U of I Prof: “Gray Area” In FOIA’d E-mails
One of the University of Illinois faculty members whose personal e-mails were released after a Freedom of Information Act inquiry questions the need for some documents to be made public. Education Policy professor Nick Burbules’ messages were among the more than 1,000 pages released Friday by the university.
The emails covered three topics - the new Carle Illinois College of Medicine at the U of I, the hiring of James Kilgore, and the eventual withdrawal of a job offer to professor Steven Salaita.
The documents were released after a campus ethics inquiry revealed some administrators and faculty were using personal accounts to avoid disclosure. That included Urbana Chancellor Phyllis Wise, who abruptly announced her resignation last Thursday, a day before the emails were made public.

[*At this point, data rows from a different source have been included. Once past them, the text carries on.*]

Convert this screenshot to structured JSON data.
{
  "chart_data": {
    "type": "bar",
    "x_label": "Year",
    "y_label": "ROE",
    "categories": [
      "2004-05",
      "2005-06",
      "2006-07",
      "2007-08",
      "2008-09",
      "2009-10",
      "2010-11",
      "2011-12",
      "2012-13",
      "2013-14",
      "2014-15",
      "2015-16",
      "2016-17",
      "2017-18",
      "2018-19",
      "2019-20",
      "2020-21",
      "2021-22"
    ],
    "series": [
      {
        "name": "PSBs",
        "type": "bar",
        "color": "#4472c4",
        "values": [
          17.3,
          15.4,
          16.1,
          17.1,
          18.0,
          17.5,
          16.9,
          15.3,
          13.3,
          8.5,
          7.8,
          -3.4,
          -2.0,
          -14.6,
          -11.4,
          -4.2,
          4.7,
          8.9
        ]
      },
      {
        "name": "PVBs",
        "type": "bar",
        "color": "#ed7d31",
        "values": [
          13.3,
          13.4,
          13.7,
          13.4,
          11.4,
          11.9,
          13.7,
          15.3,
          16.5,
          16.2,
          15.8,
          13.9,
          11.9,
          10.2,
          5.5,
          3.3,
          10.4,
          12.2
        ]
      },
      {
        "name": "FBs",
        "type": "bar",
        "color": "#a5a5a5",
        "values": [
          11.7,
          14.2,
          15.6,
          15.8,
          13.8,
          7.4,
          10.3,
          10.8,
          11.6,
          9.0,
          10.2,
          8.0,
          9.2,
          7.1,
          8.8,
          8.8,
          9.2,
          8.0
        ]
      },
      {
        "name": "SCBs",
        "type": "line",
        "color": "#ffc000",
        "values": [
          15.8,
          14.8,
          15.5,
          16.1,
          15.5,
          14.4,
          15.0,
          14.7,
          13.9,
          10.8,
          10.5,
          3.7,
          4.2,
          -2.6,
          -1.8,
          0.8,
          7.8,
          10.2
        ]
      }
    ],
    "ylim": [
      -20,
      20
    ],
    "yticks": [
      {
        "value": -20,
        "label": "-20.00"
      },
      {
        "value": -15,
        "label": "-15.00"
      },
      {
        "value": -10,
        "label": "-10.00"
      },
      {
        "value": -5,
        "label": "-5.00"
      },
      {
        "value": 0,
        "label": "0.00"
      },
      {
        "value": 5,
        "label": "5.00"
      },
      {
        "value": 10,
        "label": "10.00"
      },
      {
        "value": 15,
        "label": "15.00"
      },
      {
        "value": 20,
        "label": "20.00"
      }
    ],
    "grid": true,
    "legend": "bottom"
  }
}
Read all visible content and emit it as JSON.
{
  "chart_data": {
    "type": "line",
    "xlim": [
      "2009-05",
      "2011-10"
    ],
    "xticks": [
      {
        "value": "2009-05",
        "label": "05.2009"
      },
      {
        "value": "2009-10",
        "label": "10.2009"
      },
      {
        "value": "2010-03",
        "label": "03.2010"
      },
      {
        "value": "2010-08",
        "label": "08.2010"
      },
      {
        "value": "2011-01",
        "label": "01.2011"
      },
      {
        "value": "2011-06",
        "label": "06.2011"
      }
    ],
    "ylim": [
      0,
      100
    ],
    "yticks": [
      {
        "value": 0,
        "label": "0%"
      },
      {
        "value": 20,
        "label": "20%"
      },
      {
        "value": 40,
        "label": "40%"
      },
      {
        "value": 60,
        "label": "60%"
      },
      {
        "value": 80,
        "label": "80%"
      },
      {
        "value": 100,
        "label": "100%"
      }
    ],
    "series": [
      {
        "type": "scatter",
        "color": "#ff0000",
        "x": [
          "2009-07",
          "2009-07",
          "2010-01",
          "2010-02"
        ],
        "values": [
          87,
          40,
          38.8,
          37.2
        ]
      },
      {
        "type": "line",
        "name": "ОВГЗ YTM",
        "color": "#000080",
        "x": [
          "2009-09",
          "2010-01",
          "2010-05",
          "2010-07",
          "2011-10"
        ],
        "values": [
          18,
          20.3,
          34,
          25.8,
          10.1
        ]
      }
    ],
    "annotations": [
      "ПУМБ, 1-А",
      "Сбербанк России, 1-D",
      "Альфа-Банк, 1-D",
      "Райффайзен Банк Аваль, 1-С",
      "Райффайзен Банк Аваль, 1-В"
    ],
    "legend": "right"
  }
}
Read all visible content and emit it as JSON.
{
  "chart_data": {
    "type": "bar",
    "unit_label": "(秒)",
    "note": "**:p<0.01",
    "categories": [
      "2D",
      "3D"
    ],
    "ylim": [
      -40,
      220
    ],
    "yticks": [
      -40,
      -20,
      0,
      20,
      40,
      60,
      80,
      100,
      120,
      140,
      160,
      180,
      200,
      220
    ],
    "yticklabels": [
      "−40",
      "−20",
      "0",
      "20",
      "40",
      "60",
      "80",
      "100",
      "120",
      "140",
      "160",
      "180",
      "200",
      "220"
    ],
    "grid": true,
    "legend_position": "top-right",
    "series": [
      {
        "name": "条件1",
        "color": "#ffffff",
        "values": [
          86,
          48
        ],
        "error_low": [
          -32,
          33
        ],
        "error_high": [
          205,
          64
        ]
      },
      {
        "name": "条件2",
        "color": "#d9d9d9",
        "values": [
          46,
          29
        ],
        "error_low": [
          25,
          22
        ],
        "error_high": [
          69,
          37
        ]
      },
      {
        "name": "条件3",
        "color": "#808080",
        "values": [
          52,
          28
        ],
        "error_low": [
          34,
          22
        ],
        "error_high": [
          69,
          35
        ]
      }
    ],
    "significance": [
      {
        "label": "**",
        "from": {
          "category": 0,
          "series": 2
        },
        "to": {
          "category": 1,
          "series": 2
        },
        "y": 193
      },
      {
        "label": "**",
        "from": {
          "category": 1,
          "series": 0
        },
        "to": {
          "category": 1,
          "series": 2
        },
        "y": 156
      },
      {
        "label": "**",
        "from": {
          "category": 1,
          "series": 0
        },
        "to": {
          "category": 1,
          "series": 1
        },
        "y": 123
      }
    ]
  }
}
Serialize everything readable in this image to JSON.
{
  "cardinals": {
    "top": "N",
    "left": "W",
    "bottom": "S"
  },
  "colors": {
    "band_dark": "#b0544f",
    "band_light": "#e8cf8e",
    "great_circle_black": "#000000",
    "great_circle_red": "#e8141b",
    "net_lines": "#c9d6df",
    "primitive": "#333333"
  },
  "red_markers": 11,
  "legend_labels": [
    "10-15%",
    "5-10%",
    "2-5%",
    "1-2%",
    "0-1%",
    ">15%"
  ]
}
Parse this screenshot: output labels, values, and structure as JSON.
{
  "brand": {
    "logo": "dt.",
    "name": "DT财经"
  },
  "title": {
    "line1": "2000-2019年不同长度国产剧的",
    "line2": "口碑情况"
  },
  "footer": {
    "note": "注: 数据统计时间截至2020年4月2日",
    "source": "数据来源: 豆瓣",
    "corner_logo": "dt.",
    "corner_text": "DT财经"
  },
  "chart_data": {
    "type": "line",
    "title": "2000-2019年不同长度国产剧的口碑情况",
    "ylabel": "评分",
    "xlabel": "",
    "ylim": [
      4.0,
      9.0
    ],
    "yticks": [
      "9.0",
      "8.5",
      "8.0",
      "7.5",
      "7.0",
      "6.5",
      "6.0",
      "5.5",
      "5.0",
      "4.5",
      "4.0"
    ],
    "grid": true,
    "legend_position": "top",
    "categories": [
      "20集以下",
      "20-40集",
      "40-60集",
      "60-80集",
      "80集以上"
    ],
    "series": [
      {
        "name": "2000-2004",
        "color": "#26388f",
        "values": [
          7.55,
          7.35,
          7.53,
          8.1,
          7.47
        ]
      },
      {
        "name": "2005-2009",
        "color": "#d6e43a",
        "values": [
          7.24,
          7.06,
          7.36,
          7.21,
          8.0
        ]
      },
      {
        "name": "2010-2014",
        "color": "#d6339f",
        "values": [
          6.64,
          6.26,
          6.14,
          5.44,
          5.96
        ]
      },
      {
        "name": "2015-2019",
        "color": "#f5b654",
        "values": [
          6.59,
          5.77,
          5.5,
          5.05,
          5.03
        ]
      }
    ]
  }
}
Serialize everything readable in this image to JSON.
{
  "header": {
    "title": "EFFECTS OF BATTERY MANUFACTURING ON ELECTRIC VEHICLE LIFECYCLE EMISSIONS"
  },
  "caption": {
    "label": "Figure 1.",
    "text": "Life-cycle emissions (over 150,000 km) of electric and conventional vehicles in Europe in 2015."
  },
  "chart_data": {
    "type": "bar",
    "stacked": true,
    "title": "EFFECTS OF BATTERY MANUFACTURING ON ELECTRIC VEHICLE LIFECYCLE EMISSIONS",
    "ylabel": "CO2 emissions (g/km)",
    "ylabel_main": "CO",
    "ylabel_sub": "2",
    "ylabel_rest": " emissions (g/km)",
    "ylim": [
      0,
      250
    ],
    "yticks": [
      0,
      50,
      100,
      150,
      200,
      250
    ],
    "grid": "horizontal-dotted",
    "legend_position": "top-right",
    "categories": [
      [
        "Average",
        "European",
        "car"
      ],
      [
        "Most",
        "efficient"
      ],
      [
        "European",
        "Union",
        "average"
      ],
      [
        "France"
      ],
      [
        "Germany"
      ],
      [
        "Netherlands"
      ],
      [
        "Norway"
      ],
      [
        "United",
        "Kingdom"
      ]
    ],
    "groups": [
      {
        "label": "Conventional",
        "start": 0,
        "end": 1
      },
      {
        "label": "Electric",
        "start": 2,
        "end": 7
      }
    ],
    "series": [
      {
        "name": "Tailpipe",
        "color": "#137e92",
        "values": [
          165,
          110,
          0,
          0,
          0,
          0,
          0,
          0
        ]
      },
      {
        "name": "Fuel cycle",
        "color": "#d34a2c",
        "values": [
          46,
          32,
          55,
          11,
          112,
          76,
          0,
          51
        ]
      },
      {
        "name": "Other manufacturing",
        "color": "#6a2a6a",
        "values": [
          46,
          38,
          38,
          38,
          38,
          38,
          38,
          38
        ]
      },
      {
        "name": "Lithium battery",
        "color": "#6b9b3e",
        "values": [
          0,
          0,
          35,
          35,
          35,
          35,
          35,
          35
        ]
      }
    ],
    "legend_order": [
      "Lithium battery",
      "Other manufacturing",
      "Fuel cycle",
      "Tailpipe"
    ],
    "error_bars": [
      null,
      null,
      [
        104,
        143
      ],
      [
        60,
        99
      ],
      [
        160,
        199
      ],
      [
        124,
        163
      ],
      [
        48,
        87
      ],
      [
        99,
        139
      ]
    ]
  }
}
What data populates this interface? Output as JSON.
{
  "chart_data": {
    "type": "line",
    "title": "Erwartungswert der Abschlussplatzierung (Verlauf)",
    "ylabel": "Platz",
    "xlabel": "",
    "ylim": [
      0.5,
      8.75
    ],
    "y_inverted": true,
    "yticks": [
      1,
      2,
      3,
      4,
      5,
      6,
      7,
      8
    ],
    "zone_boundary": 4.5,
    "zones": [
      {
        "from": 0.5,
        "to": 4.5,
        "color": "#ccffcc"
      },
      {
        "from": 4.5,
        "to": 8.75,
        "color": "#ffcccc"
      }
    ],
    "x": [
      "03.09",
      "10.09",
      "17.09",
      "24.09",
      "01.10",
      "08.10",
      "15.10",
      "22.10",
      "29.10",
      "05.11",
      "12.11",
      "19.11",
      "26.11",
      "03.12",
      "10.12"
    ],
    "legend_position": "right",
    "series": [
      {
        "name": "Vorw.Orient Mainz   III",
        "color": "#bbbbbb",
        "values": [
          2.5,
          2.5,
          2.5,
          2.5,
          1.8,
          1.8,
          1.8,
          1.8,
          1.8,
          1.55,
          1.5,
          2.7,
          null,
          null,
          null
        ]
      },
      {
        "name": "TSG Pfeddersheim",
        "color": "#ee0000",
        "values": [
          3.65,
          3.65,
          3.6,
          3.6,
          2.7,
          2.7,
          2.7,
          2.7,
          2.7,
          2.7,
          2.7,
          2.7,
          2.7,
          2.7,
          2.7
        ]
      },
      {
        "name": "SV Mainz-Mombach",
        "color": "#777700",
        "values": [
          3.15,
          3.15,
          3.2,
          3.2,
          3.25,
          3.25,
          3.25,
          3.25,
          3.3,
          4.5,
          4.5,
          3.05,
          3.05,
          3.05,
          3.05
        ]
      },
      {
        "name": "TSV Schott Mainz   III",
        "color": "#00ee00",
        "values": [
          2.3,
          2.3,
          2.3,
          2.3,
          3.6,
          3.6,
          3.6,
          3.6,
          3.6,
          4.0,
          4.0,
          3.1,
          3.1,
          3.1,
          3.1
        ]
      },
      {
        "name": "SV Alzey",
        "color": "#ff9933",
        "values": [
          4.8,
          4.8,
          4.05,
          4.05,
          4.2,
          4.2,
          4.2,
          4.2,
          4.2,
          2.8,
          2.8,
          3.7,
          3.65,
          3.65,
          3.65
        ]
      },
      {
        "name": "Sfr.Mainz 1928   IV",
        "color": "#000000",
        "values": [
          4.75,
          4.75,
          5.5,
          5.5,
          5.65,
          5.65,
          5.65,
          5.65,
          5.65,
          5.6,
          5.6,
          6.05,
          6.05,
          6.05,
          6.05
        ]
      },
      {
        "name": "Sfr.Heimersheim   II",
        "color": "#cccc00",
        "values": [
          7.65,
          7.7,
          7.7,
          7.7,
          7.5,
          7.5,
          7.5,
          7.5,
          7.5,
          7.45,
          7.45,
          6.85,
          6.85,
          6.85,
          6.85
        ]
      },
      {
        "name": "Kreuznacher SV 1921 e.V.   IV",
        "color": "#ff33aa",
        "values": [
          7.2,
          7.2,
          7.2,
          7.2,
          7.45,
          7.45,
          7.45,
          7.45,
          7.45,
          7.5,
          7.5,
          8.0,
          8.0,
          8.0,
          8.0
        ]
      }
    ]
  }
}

Burbules, who chairs the University Senates Conference, said he stands by all he’s written, and supports Illinois’ FOIA law. But he says there’s a legal gray area.
“It’s not setting policy, it’s not making a formal decision, it’s a sharing of advice, or questions, or half-baked ideas," he said. "Is that the conduct of university business? It deals with a university matter, or in this case, one of 3 university matters – 3 different packets of e-mail. But I’m not convinced – and there’s a gray area here, it seems to me, about what is, or should be personal communications.”
Burbules said the release of some of the emails is not what the law intended- including one exchange between Spanish professor and Senates Conference member Joyce Tolliver and her husband.
Burbules says more needs to be done to clarify what’s covered by the state’s Freedom of Information Act.